Il Tennis Club Alessandria, presso il Centro Sportivo Borsalino, ha organizzato il torneo di quarta categoria “Il Borsalino Spring Cup” singolare maschile e femminile dal 9 al 24 maggio sui campi in terra rossa. Si è trattato del primo torneo “estivo” sui campi di Via Massobrio, con in programma ulteriori nelle prossime settimane. I match sono stati carichi di agonismo essendo stati assistiti sia da un clima favorevole, e già estivo, che da una organizzazione sempre precisa, riscontrando un ottimo successo di partecipanti ben oltre il numero massimo consentito.
Il singolare maschile, con ben 96 iscritti, ha decretato come vincitore Lorenzo Bisoglio (4.1 Villaforte Tennis). L’under 18 alessandrino, accreditato della prima testa di serie, ha compiuto un percorso veramente convincente che l’ha visto superare diversi avversari ben più esperti di lui e con un gioco insidioso. Anche la giovane età ha giocato un ruolo a suo favore per la tenuta fisica, riuscendo a resistere al gran caldo degli ultimi giorni. Bisoglio è il classico tennista giovane che lotta su ogni palla, correndo tanto ed al tempo stesso commettendo pochi errori gratuiti. Il suo colpo migliore è sicuramente il dritto con cui cerca di andare in spinta, mentre con il rovescio cerca per lo più di rimanere solido tenendo la diagonale. Nell’ultimo periodo ha ottenuto dei netti miglioramenti al servizio, grazie al meticoloso lavoro con l’Istruttore Martino Napoleone, con cui ha imparato a servire con l’impugnatura continental ed a fare il “mulinello”. E’ un ragazzo educato, che si è sempre contraddistinto per un ottimo comportamento e passione per questo sport, senza mai avere degli atteggiamenti sopra le righe. Bisoglio, dopo i primi due match relativamente agevoli, ha prevalso in una lottata semifinale contro Pietro Priora (4.2 Paradiso Valenza) per 7/5 5/7 10/6, in oltre due ore e mezza di battaglia. Quindi nella finalissima non ha sbagliato, trionfando meritatamente contro l’ostico Ruben Lo Gioco (4.1 Arquatese Tennis) per 6/2 6/3. La partita è stata caratterizzata da un’evidente tensione che non ha permesso ai giocatori di esprimersi al massimo delle loro potenzialità, ma il più giovane tennista è stato comunque maggiormente solido nei punti importanti.

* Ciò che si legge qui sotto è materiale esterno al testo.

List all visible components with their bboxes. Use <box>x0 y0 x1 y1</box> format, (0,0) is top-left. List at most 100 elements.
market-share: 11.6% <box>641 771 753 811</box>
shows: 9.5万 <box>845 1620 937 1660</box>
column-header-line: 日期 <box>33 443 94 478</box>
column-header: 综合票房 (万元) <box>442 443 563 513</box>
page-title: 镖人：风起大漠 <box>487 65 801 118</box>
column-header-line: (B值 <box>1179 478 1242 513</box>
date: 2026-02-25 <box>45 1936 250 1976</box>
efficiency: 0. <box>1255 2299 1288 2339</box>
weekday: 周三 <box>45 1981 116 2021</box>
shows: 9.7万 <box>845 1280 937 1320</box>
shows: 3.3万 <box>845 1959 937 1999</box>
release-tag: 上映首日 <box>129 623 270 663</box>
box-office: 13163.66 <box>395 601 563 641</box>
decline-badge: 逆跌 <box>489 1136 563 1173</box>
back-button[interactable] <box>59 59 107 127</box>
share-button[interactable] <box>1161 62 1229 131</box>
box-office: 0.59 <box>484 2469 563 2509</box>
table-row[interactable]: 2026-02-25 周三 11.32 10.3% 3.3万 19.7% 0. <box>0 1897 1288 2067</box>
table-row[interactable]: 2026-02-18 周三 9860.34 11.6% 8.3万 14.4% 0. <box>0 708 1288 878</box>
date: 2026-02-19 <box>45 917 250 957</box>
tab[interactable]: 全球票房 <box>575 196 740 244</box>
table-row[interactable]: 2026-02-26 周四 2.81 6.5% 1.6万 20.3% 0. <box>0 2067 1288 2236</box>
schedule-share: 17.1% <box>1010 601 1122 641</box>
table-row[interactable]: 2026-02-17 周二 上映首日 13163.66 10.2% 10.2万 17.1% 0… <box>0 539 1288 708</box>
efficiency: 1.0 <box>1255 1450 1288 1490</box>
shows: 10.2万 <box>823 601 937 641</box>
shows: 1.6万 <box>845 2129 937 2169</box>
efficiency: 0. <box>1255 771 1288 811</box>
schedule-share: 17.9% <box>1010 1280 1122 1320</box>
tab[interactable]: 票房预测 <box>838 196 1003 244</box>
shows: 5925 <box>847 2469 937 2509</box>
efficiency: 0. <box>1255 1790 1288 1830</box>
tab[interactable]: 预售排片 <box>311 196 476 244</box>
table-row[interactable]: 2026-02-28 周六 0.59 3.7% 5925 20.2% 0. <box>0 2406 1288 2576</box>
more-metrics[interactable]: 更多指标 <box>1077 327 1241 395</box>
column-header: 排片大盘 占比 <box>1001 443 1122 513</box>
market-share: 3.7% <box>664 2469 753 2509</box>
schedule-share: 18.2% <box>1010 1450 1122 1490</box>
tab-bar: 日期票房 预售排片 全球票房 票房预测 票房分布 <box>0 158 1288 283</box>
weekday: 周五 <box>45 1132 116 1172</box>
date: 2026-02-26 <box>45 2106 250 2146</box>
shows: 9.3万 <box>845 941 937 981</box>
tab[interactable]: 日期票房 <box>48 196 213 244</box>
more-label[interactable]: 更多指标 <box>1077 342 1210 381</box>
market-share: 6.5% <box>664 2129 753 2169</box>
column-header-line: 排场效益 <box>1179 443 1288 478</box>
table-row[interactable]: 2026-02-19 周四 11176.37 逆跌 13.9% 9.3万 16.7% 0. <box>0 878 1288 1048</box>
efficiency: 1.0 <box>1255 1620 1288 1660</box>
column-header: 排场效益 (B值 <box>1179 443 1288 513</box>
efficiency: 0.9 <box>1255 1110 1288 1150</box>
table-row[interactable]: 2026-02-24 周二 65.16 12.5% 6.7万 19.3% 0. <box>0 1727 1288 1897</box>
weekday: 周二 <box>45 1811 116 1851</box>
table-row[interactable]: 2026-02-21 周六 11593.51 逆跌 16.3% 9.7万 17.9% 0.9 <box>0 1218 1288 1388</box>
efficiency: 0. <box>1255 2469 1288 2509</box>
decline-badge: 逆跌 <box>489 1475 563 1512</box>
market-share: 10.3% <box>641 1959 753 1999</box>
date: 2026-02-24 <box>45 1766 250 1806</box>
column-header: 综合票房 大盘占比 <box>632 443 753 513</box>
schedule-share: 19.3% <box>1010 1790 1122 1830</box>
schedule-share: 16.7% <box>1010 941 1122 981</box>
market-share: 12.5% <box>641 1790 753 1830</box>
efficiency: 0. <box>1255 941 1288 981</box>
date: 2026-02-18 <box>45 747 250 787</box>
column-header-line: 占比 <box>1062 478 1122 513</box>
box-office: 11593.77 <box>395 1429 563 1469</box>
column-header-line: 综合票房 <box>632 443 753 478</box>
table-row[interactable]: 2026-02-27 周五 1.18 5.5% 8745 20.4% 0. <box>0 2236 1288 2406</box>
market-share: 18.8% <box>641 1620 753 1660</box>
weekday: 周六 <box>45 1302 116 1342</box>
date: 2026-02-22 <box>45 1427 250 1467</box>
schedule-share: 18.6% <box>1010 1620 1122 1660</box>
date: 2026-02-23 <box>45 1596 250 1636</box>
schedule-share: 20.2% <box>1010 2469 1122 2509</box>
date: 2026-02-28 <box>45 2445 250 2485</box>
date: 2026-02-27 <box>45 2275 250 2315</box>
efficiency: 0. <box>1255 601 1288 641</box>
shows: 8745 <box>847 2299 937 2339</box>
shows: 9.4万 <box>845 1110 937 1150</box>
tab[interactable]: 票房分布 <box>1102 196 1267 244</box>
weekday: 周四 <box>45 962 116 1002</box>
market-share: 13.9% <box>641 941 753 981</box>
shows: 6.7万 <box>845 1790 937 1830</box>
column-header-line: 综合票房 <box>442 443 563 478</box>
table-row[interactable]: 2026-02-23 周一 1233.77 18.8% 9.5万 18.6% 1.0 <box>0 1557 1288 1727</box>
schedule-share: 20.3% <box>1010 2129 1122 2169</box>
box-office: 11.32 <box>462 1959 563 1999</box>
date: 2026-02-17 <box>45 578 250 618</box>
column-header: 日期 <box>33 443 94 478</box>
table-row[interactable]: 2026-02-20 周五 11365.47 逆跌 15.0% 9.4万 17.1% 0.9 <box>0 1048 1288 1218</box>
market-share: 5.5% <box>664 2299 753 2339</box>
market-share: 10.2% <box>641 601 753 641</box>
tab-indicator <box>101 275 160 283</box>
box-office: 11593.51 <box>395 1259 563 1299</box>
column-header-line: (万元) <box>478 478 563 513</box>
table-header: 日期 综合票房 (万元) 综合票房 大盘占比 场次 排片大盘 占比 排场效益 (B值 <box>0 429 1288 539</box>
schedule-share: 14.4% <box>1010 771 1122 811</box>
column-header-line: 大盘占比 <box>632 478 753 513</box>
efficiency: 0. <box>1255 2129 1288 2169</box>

Nel singolare femminile, con 32 partecipanti, a vincere è stata Cristina Peletta (4.1 Nuova Casale). La lady casalese, accreditata della seconda testa di serie, è una lottatrice, molto abile e non da incontrare nella quarta categoria. Infatti, a riprova del suo valore, lo scorso marzo raggiunse la finale nel torneo weekend di terza categoria a Mirabello. Il suo gioco è incentrato sulla regolarità e sulla continuità, inoltre non disdegna l’uso del back e della smorzata. La sua corsa è iniziata ai quarti di finale quando è riuscita a regolare Marta Vaccari (4.2 Paradiso Valenza) per 6/0 6/1, in un match senza particolari problematiche in cui il suo tennis solido gli ha permesso di vincere. Quindi in semifinale ha estromesso l’esperta Antonella Ponzone (4.3 TC Sale) per 6/2 6/0, in una partita a lunghi tratti analoga a quella precedente. Infine nella finalissima ha incrociato la racchetta della sempre ostica concittadina Anna Angelino (4.1) spuntandola per 5/7 7/6 10/3, in una battaglia di quasi tre ore. In generale la partita è stata caratterizzata da lunghi scambi da fondocampo. Curiosamente le due tenniste si erano già affrontate nella finale di un quarta categoria più di quattro anni fa con la vittoria che andò in quel caso alla Angelino, ma sempre in un match serrato.